According to the sixth aspect, a mark for mounting positioning is provided on the surface of the cover. Thus, the semiconductor device can be mounted at a correct position on the circuit board.

According to the seventh aspect, the semiconductor chips are cut out from the semiconductor wafer before being sealed with the resin in the dividing step. Thereby, the cutting blade for cutting does not become clogged with the resin, and there is no possibility that the semiconductor chip is chipped during the division. Furthermore, since the sealing process is performed after the semiconductor chips are divided into individual semiconductor chips, it is possible to eliminate the waste of performing resin sealing on defective semiconductor chips.

[Brief description of the drawings]

FIG. 1 is a schematic configuration diagram of a semiconductor device according to a first embodiment of the present invention.

FIG. 2 is a schematic configuration diagram illustrating an example of a conventional semiconductor device.

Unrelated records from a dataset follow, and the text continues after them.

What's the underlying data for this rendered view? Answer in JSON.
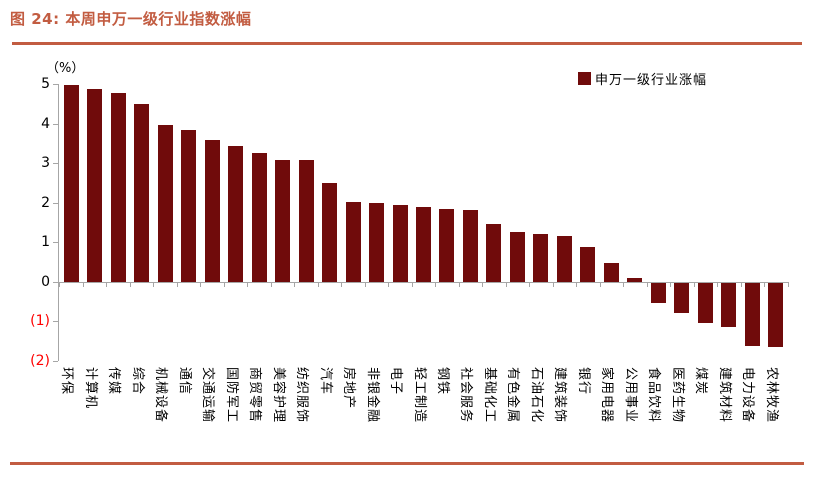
{
  "figure": {
    "title": "图 24:  本周申万一级行业指数涨幅",
    "accent_color": "#C25C41",
    "unit_label": "（%）"
  },
  "legend": {
    "label": "申万一级行业涨幅",
    "marker_color": "#700B0B"
  },
  "chart_data": {
    "type": "bar",
    "title": "本周申万一级行业指数涨幅",
    "xlabel": "",
    "ylabel": "（%）",
    "ylim": [
      -2,
      5
    ],
    "yticks": [
      5,
      4,
      3,
      2,
      1,
      0,
      -1,
      -2
    ],
    "ytick_labels": [
      "5",
      "4",
      "3",
      "2",
      "1",
      "0",
      "(1)",
      "(2)"
    ],
    "negative_tick_color": "#FF0000",
    "bar_color": "#700B0B",
    "grid": false,
    "legend_entries": [
      "申万一级行业涨幅"
    ],
    "legend_position": "top-right",
    "categories": [
      "环保",
      "计算机",
      "传媒",
      "综合",
      "机械设备",
      "通信",
      "交通运输",
      "国防军工",
      "商贸零售",
      "美容护理",
      "纺织服饰",
      "汽车",
      "房地产",
      "非银金融",
      "电子",
      "轻工制造",
      "钢铁",
      "社会服务",
      "基础化工",
      "有色金属",
      "石油石化",
      "建筑装饰",
      "银行",
      "家用电器",
      "公用事业",
      "食品饮料",
      "医药生物",
      "煤炭",
      "建筑材料",
      "电力设备",
      "农林牧渔"
    ],
    "values": [
      4.97,
      4.87,
      4.76,
      4.5,
      3.97,
      3.84,
      3.59,
      3.43,
      3.26,
      3.08,
      3.07,
      2.51,
      2.02,
      2.0,
      1.93,
      1.88,
      1.84,
      1.81,
      1.46,
      1.26,
      1.21,
      1.16,
      0.88,
      0.48,
      0.09,
      -0.53,
      -0.78,
      -1.05,
      -1.13,
      -1.61,
      -1.64
    ]
  }
}
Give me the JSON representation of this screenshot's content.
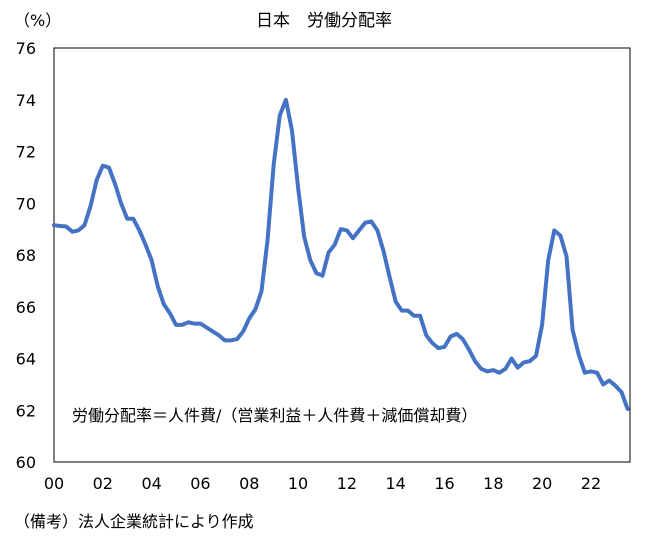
{
  "chart_data": {
    "type": "line",
    "title": "日本　労働分配率",
    "ylabel": "（%）",
    "xlabel": "",
    "ylim": [
      60,
      76
    ],
    "xlim": [
      2000,
      2023.6
    ],
    "yticks": [
      60,
      62,
      64,
      66,
      68,
      70,
      72,
      74,
      76
    ],
    "xticks": [
      {
        "value": 2000,
        "label": "00"
      },
      {
        "value": 2002,
        "label": "02"
      },
      {
        "value": 2004,
        "label": "04"
      },
      {
        "value": 2006,
        "label": "06"
      },
      {
        "value": 2008,
        "label": "08"
      },
      {
        "value": 2010,
        "label": "10"
      },
      {
        "value": 2012,
        "label": "12"
      },
      {
        "value": 2014,
        "label": "14"
      },
      {
        "value": 2016,
        "label": "16"
      },
      {
        "value": 2018,
        "label": "18"
      },
      {
        "value": 2020,
        "label": "20"
      },
      {
        "value": 2022,
        "label": "22"
      }
    ],
    "grid": false,
    "annotation": "労働分配率＝人件費/（営業利益＋人件費＋減価償却費）",
    "line_color": "#4472c4",
    "series": [
      {
        "x": [
          2000.0,
          2000.25,
          2000.5,
          2000.75,
          2001.0,
          2001.25,
          2001.5,
          2001.75,
          2002.0,
          2002.25,
          2002.5,
          2002.75,
          2003.0,
          2003.25,
          2003.5,
          2003.75,
          2004.0,
          2004.25,
          2004.5,
          2004.75,
          2005.0,
          2005.25,
          2005.5,
          2005.75,
          2006.0,
          2006.25,
          2006.5,
          2006.75,
          2007.0,
          2007.25,
          2007.5,
          2007.75,
          2008.0,
          2008.25,
          2008.5,
          2008.75,
          2009.0,
          2009.25,
          2009.5,
          2009.75,
          2010.0,
          2010.25,
          2010.5,
          2010.75,
          2011.0,
          2011.25,
          2011.5,
          2011.75,
          2012.0,
          2012.25,
          2012.5,
          2012.75,
          2013.0,
          2013.25,
          2013.5,
          2013.75,
          2014.0,
          2014.25,
          2014.5,
          2014.75,
          2015.0,
          2015.25,
          2015.5,
          2015.75,
          2016.0,
          2016.25,
          2016.5,
          2016.75,
          2017.0,
          2017.25,
          2017.5,
          2017.75,
          2018.0,
          2018.25,
          2018.5,
          2018.75,
          2019.0,
          2019.25,
          2019.5,
          2019.75,
          2020.0,
          2020.25,
          2020.5,
          2020.75,
          2021.0,
          2021.25,
          2021.5,
          2021.75,
          2022.0,
          2022.25,
          2022.5,
          2022.75,
          2023.0,
          2023.25,
          2023.5
        ],
        "values": [
          69.15,
          69.12,
          69.1,
          68.9,
          68.95,
          69.15,
          69.9,
          70.9,
          71.45,
          71.38,
          70.75,
          70.0,
          69.4,
          69.4,
          68.95,
          68.4,
          67.8,
          66.8,
          66.1,
          65.75,
          65.3,
          65.3,
          65.4,
          65.35,
          65.35,
          65.2,
          65.05,
          64.9,
          64.7,
          64.7,
          64.75,
          65.05,
          65.55,
          65.9,
          66.6,
          68.6,
          71.5,
          73.4,
          74.0,
          72.8,
          70.6,
          68.7,
          67.8,
          67.3,
          67.2,
          68.1,
          68.4,
          69.0,
          68.95,
          68.65,
          68.95,
          69.25,
          69.3,
          68.95,
          68.15,
          67.15,
          66.2,
          65.85,
          65.85,
          65.65,
          65.65,
          64.9,
          64.6,
          64.4,
          64.45,
          64.85,
          64.95,
          64.75,
          64.35,
          63.9,
          63.6,
          63.5,
          63.55,
          63.45,
          63.6,
          64.0,
          63.65,
          63.85,
          63.9,
          64.1,
          65.3,
          67.8,
          68.95,
          68.75,
          67.95,
          65.1,
          64.15,
          63.45,
          63.5,
          63.45,
          63.0,
          63.15,
          62.95,
          62.7,
          62.05
        ]
      }
    ]
  },
  "source_note": "（備考）法人企業統計により作成"
}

FIG. 3 is a process chart of the method for manufacturing the semiconductor device of FIG. 1;

FIG. 4 is a schematic configuration diagram of a semiconductor device according to a second embodiment of the present invention.

FIG. 5 is a schematic configuration diagram of a semiconductor device according to a third embodiment of the present invention.

[Explanation of symbols]

 DESCRIPTION OF SYMBOLS 1 Semiconductor chip 2 Insulating film 3 Al electrode 4 Cu wiring 4a Terminal surface 6 Bump terminal 7 Adhesive 8 Metal case 9 Sealing resin 10 Au bump terminal 11 Dam 12 Resin

Claims (7)

[Claims] 1. A semiconductor chip having a plurality of electrodes for external connection to an integrated circuit formed on a circuit forming surface on a surface of a semiconductor substrate; and a metal cover having a concave portion having a depth capable of accommodating the entire semiconductor chip. An adhesive for fixing the back surface of the semiconductor chip to the inner bottom surface of the concave portion of the cover; a sealing resin for sealing a circuit forming surface of the semiconductor chip fixed in the cover; And a bump terminal formed on each electrode of the semiconductor chip for electrical and mechanical connection. 2. The semiconductor device according to claim 1, wherein the sealing resin is filled up to the same height as the edge of the concave portion of the cover to seal the circuit forming surface of the semiconductor chip.
13. The semiconductor device according to claim 1. 3. A bump similar to the bump terminal is provided on an edge of a concave portion of the cover in order to fix the cover to the circuit board by heat welding, and the adhesive has conductivity. 3. The semiconductor device according to claim 2, wherein: 4. The semiconductor device according to claim 3, wherein said adhesive is gold or silver. 5. The semiconductor according to claim 1, wherein a resin dam is provided around an edge of the concave portion of the cover, and a resin is applied to the inside of the dam. apparatus. 6. The semiconductor device according to claim 1, wherein a mark for mounting positioning is provided on a surface of said cover. 7. A dividing step for cutting out a semiconductor wafer on which a plurality of integrated circuits are formed and dividing the semiconductor wafer into a semiconductor chip on which a plurality of electrodes for external connection are formed on a circuit forming surface of a semiconductor substrate. A bonding step of bonding the back surface of the semiconductor chip to the inside of a metal cover having: and a sealing step of filling a sealing resin into the recess to cover the semiconductor chip bonded to the recess of the cover, A polishing step of flattening the surface of the filled sealing resin to expose the surface of the electrode of the semiconductor chip, and a mounting step of mounting a bump terminal on the surface of the electrode of the semiconductor chip exposed in the polishing step Are sequentially performed.